Chemical engineers at Monash University have developed an industrial process for producing acetic acid that utilises surplus carbon dioxide (CO2) in the atmosphere and has the potential to produce negative carbon emissions.

From an environmental perspective, researchers said the technique offers an opportunity to significantly improve current manufacturing processes that pollute the environment. 

The new procedure will be more efficient and cost-effective from an industrial standpoint, the scientists said in a news release. 

Furthermore, the world-first study, published in Nature Communications, demonstrates that acetic acid may be produced from collected CO2 using a low-cost solid catalyst that can replace the present liquid rhodium or iridium-based catalysts.

Liquid catalysts require additional separation and purification processes, and using a solid catalyst made from a production method that does not require further processing also reduces emissions.

Associate Professor Akshat Tanksale, the study’s principal investigator, said the research may become a common practice in business. 

“CO2 is over abundant in the atmosphere, and the main cause of global warming and climate change. Even if we stopped all the industrial emissions today, we would continue to see negative impacts of global warming for at least a thousand years as nature slowly balances the excess CO2,” Associate Professor Tanksale said.

The lead researcher also emphasised the urgent need to actively remove CO2 from the atmosphere and convert it into products that do not release the captured CO2 back into the atmosphere. 

“Our team is focussed on creating a novel industrially relevant method, which can be applied at the large scale required to encourage negative emissions,” noted Tanksale.

The research team initially developed a category of material known as the metal organic framework (MOF), which is a highly crystalline compound consisting of repeating units of iron atoms joined by organic bridges. 

The MOF was then heated under controlled conditions to destroy those bridges, allowing iron atoms to unite and form particles as small as a few nanometers (a nanometer is one billionth of a metre in size). 

Because they are enclosed in a layer of porous carbon, these iron nanoparticles are both highly reactive and stable under challenging reaction circumstances.

Researchers said this is the first time an iron-based catalyst for the production of acetic acid has been documented.  
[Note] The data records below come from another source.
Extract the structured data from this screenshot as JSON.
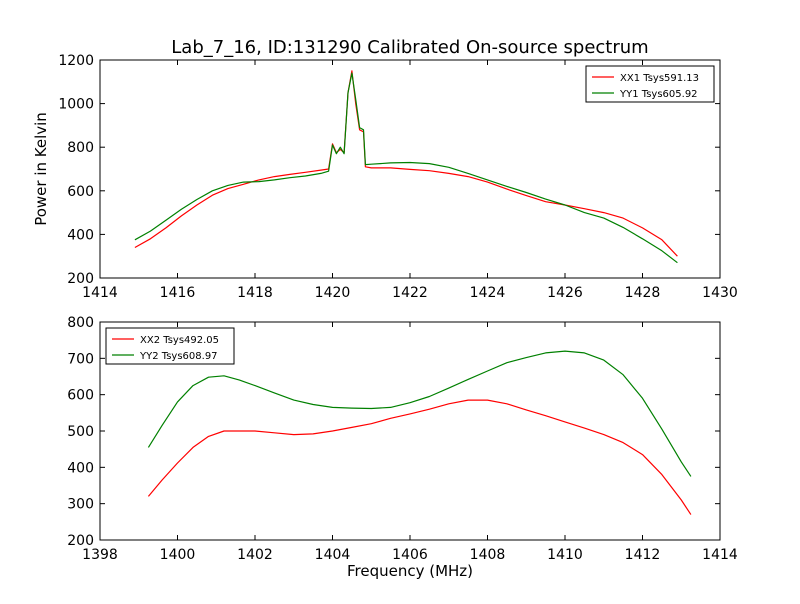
{
  "title": "Lab_7_16, ID:131290 Calibrated On-source spectrum",
  "chart_data": [
    {
      "type": "line",
      "ylabel": "Power in Kelvin",
      "xlabel": "",
      "xlim": [
        1414,
        1430
      ],
      "ylim": [
        200,
        1200
      ],
      "xticks": [
        "1414",
        "1416",
        "1418",
        "1420",
        "1422",
        "1424",
        "1426",
        "1428",
        "1430"
      ],
      "yticks": [
        "200",
        "400",
        "600",
        "800",
        "1000",
        "1200"
      ],
      "legend_position": "top-right",
      "grid": false,
      "series": [
        {
          "name": "XX1 Tsys591.13",
          "color": "#ff0000",
          "points": [
            [
              1414.9,
              340
            ],
            [
              1415.3,
              380
            ],
            [
              1415.7,
              430
            ],
            [
              1416.1,
              485
            ],
            [
              1416.5,
              535
            ],
            [
              1416.9,
              580
            ],
            [
              1417.3,
              610
            ],
            [
              1417.7,
              630
            ],
            [
              1418.1,
              650
            ],
            [
              1418.5,
              665
            ],
            [
              1418.9,
              675
            ],
            [
              1419.3,
              685
            ],
            [
              1419.7,
              695
            ],
            [
              1419.9,
              700
            ],
            [
              1420.0,
              815
            ],
            [
              1420.1,
              775
            ],
            [
              1420.2,
              790
            ],
            [
              1420.3,
              775
            ],
            [
              1420.4,
              1050
            ],
            [
              1420.5,
              1150
            ],
            [
              1420.6,
              1000
            ],
            [
              1420.7,
              880
            ],
            [
              1420.8,
              870
            ],
            [
              1420.85,
              710
            ],
            [
              1421.0,
              705
            ],
            [
              1421.5,
              705
            ],
            [
              1422.0,
              698
            ],
            [
              1422.5,
              692
            ],
            [
              1423.0,
              680
            ],
            [
              1423.5,
              665
            ],
            [
              1424.0,
              640
            ],
            [
              1424.5,
              608
            ],
            [
              1425.0,
              578
            ],
            [
              1425.5,
              550
            ],
            [
              1426.0,
              535
            ],
            [
              1426.5,
              518
            ],
            [
              1427.0,
              500
            ],
            [
              1427.5,
              475
            ],
            [
              1428.0,
              430
            ],
            [
              1428.5,
              375
            ],
            [
              1428.9,
              300
            ]
          ]
        },
        {
          "name": "YY1 Tsys605.92",
          "color": "#008000",
          "points": [
            [
              1414.9,
              375
            ],
            [
              1415.3,
              415
            ],
            [
              1415.7,
              465
            ],
            [
              1416.1,
              515
            ],
            [
              1416.5,
              560
            ],
            [
              1416.9,
              600
            ],
            [
              1417.3,
              625
            ],
            [
              1417.7,
              640
            ],
            [
              1418.1,
              642
            ],
            [
              1418.5,
              650
            ],
            [
              1418.9,
              660
            ],
            [
              1419.3,
              668
            ],
            [
              1419.7,
              680
            ],
            [
              1419.9,
              690
            ],
            [
              1420.0,
              810
            ],
            [
              1420.1,
              770
            ],
            [
              1420.2,
              800
            ],
            [
              1420.3,
              770
            ],
            [
              1420.4,
              1050
            ],
            [
              1420.5,
              1140
            ],
            [
              1420.6,
              1020
            ],
            [
              1420.7,
              890
            ],
            [
              1420.8,
              880
            ],
            [
              1420.85,
              720
            ],
            [
              1421.0,
              722
            ],
            [
              1421.5,
              728
            ],
            [
              1422.0,
              730
            ],
            [
              1422.5,
              725
            ],
            [
              1423.0,
              708
            ],
            [
              1423.5,
              680
            ],
            [
              1424.0,
              650
            ],
            [
              1424.5,
              620
            ],
            [
              1425.0,
              592
            ],
            [
              1425.5,
              562
            ],
            [
              1426.0,
              535
            ],
            [
              1426.5,
              500
            ],
            [
              1427.0,
              475
            ],
            [
              1427.5,
              432
            ],
            [
              1428.0,
              380
            ],
            [
              1428.5,
              325
            ],
            [
              1428.9,
              270
            ]
          ]
        }
      ]
    },
    {
      "type": "line",
      "ylabel": "",
      "xlabel": "Frequency (MHz)",
      "xlim": [
        1398,
        1414
      ],
      "ylim": [
        200,
        800
      ],
      "xticks": [
        "1398",
        "1400",
        "1402",
        "1404",
        "1406",
        "1408",
        "1410",
        "1412",
        "1414"
      ],
      "yticks": [
        "200",
        "300",
        "400",
        "500",
        "600",
        "700",
        "800"
      ],
      "legend_position": "top-left",
      "grid": false,
      "series": [
        {
          "name": "XX2 Tsys492.05",
          "color": "#ff0000",
          "points": [
            [
              1399.25,
              320
            ],
            [
              1399.6,
              365
            ],
            [
              1400.0,
              412
            ],
            [
              1400.4,
              455
            ],
            [
              1400.8,
              485
            ],
            [
              1401.2,
              500
            ],
            [
              1401.6,
              500
            ],
            [
              1402.0,
              500
            ],
            [
              1402.5,
              495
            ],
            [
              1403.0,
              490
            ],
            [
              1403.5,
              492
            ],
            [
              1404.0,
              500
            ],
            [
              1404.5,
              510
            ],
            [
              1405.0,
              520
            ],
            [
              1405.5,
              535
            ],
            [
              1406.0,
              547
            ],
            [
              1406.5,
              560
            ],
            [
              1407.0,
              575
            ],
            [
              1407.5,
              585
            ],
            [
              1408.0,
              585
            ],
            [
              1408.5,
              575
            ],
            [
              1409.0,
              558
            ],
            [
              1409.5,
              542
            ],
            [
              1410.0,
              525
            ],
            [
              1410.5,
              508
            ],
            [
              1411.0,
              490
            ],
            [
              1411.5,
              468
            ],
            [
              1412.0,
              435
            ],
            [
              1412.5,
              380
            ],
            [
              1413.0,
              310
            ],
            [
              1413.25,
              270
            ]
          ]
        },
        {
          "name": "YY2 Tsys608.97",
          "color": "#008000",
          "points": [
            [
              1399.25,
              455
            ],
            [
              1399.6,
              515
            ],
            [
              1400.0,
              580
            ],
            [
              1400.4,
              625
            ],
            [
              1400.8,
              648
            ],
            [
              1401.2,
              652
            ],
            [
              1401.6,
              640
            ],
            [
              1402.0,
              625
            ],
            [
              1402.5,
              605
            ],
            [
              1403.0,
              585
            ],
            [
              1403.5,
              573
            ],
            [
              1404.0,
              565
            ],
            [
              1404.5,
              563
            ],
            [
              1405.0,
              562
            ],
            [
              1405.5,
              565
            ],
            [
              1406.0,
              578
            ],
            [
              1406.5,
              595
            ],
            [
              1407.0,
              618
            ],
            [
              1407.5,
              642
            ],
            [
              1408.0,
              665
            ],
            [
              1408.5,
              688
            ],
            [
              1409.0,
              702
            ],
            [
              1409.5,
              715
            ],
            [
              1410.0,
              720
            ],
            [
              1410.5,
              715
            ],
            [
              1411.0,
              695
            ],
            [
              1411.5,
              655
            ],
            [
              1412.0,
              590
            ],
            [
              1412.5,
              505
            ],
            [
              1413.0,
              415
            ],
            [
              1413.25,
              375
            ]
          ]
        }
      ]
    }
  ]
}
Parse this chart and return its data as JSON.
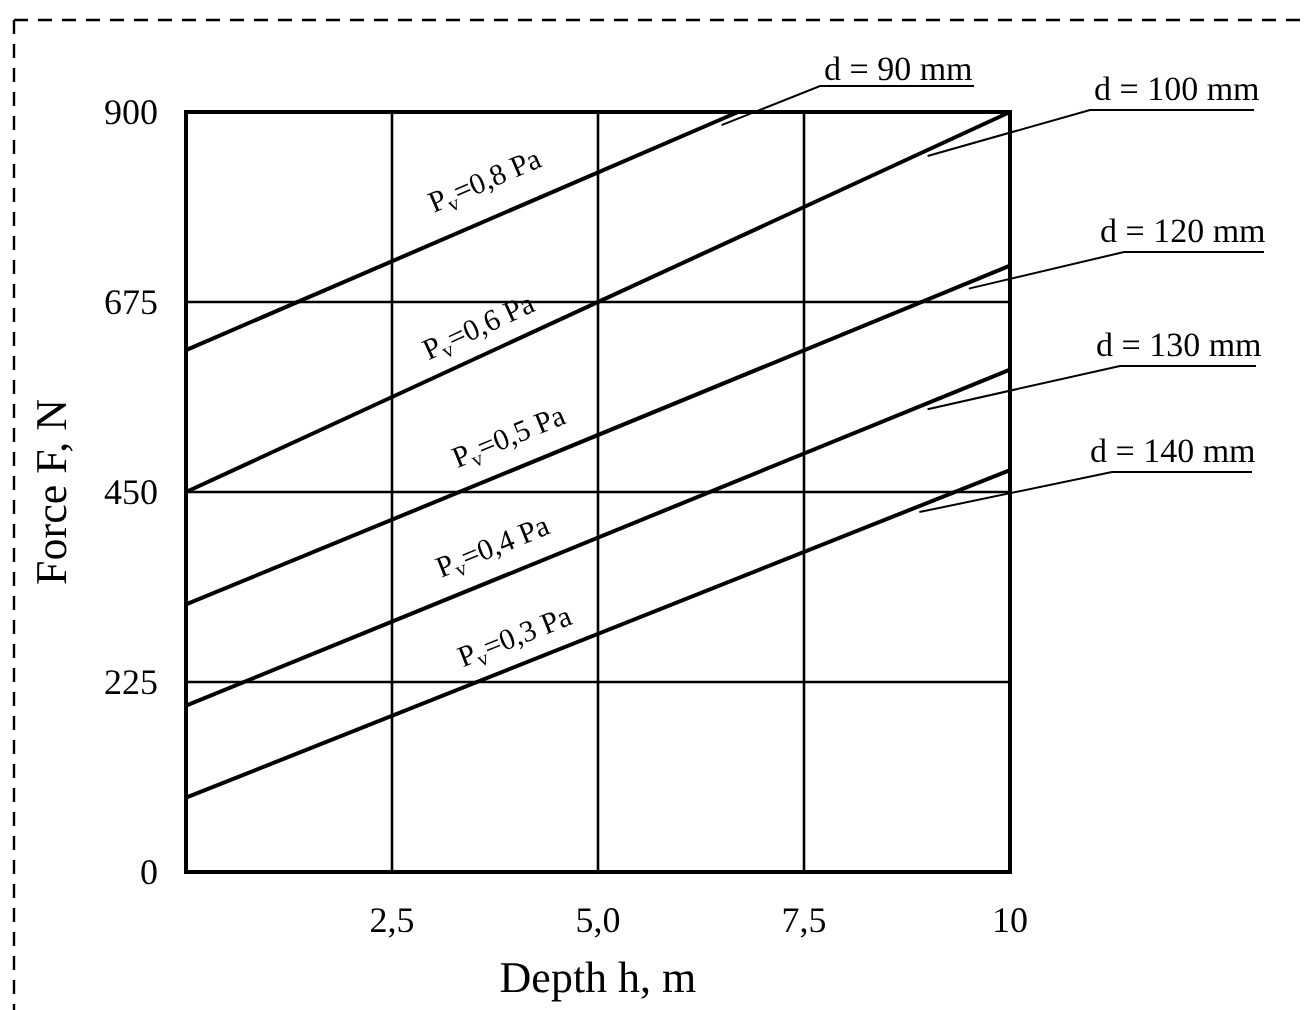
{
  "chart_data": {
    "type": "line",
    "xlabel": "Depth h, m",
    "ylabel": "Force F, N",
    "xlim": [
      0,
      10
    ],
    "ylim": [
      0,
      900
    ],
    "xticks": [
      {
        "value": 2.5,
        "label": "2,5"
      },
      {
        "value": 5,
        "label": "5,0"
      },
      {
        "value": 7.5,
        "label": "7,5"
      },
      10
    ],
    "yticks": [
      0,
      225,
      450,
      675,
      900
    ],
    "grid": true,
    "line_style": "solid",
    "marker": "none",
    "series": [
      {
        "name": "d = 90 mm",
        "color": "#000000",
        "x": [
          0,
          6.7
        ],
        "values": [
          618,
          900
        ]
      },
      {
        "name": "d = 100 mm",
        "color": "#000000",
        "x": [
          0,
          10
        ],
        "values": [
          450,
          900
        ]
      },
      {
        "name": "d = 120 mm",
        "color": "#000000",
        "x": [
          0,
          10
        ],
        "values": [
          317,
          718
        ]
      },
      {
        "name": "d = 130 mm",
        "color": "#000000",
        "x": [
          0,
          10
        ],
        "values": [
          197,
          595
        ]
      },
      {
        "name": "d = 140 mm",
        "color": "#000000",
        "x": [
          0,
          10
        ],
        "values": [
          88,
          476
        ]
      }
    ],
    "annotations": [
      "P$_{v}$=0,8 Pa",
      "P$_{v}$=0,6 Pa",
      "P$_{v}$=0,5 Pa",
      "P$_{v}$=0,4 Pa",
      "P$_{v}$=0,3 Pa"
    ]
  }
}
To date, as part of the Australian Research Council (ARC) Research Hub for Carbon Utilisation and Recycling, the researchers are presently developing the process towards commercialisation in partnership with their industrial partners.

The research project was supported by Monash University’s Engineering Researcher Accelerator Award, an ARC Discovery Project grant and collaborators from Hokkaido University and Pennsylvania State University.